Sue was upset. Presents were important. Presents show you care. But she wasn't a greedy monster of course, so she said we could do our exchange AFTER Christmas (We were only seeing each other once a month when I used my flight benefits to go visit her, and okay, to visit my orthodontist too.) So the next time I saw her was early February. I had used every extra penny I made in January to get something I thought Sue would really like. A beautiful music box from the famous San Francisco Music Box Company. Since the whole present exchange was so important to her, I didn't want to let her down. The box was expensive (to me). It was charming. It had adorable little penguins on the top that skated around when the box was turned on. I knew she would love it.
When I arrived at Sue's dorm, I happily handed over the wrapped box to her. "Merry Christmas!" I said with a smile.
"Oh! I forgot all about that," said Sue.
Sue did love her gift, and said she'd get me one later.
I never cared about getting a gift in the first place. Which is good. She never got me one.
A couple of years later we both moved back to our hometown. We got together at least once a week, for lunch or just hanging out.
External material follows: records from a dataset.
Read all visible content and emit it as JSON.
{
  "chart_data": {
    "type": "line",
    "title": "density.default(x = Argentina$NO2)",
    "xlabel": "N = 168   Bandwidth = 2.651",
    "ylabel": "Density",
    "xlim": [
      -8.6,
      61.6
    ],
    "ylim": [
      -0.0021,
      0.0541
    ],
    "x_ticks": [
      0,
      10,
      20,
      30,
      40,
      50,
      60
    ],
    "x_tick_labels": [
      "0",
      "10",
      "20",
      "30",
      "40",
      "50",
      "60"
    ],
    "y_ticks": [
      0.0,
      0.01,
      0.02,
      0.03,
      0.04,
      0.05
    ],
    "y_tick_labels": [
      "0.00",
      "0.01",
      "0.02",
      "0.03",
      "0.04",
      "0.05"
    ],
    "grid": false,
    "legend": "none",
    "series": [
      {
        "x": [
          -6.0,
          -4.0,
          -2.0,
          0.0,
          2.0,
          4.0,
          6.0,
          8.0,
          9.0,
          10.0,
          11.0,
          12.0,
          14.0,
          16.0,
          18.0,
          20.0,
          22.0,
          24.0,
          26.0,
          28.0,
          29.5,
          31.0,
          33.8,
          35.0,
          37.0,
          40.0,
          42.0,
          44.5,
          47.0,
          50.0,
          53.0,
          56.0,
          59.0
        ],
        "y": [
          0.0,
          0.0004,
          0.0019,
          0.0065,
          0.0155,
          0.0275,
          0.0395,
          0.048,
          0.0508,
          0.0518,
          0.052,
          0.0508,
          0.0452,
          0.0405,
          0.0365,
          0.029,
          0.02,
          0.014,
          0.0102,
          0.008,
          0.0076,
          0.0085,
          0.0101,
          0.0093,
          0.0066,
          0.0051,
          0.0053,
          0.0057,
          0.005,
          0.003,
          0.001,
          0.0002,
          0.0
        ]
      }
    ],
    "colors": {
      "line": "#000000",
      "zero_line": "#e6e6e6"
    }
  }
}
It was pretty good most of the time. At this point, however, there were some unpleasant aspects that had become typical and expected. When my birthday was fast approaching, Sue asked what I wanted to do. Since our evening visits always included her boyfriend, I said that I'd like a "Girls' night out", just the two of us, to go out for some music, maybe dancing, and dinner. She asked what present I'd like. I said I would love a gift card for a manicure from the beauty school. The beauty school was literally one door over from where Sue worked, and their manicures were only three dollars.
Instead of going out, Sue 'surprised' me with a birthday party in her home instead. With just herself, her boyfriend (of course) and a male co-worker that I was only acquainted with. She also gave me an I.O.U. for the manicure. If I'd ever expected her to get me the actual gift card, I'd still be waiting, decades later.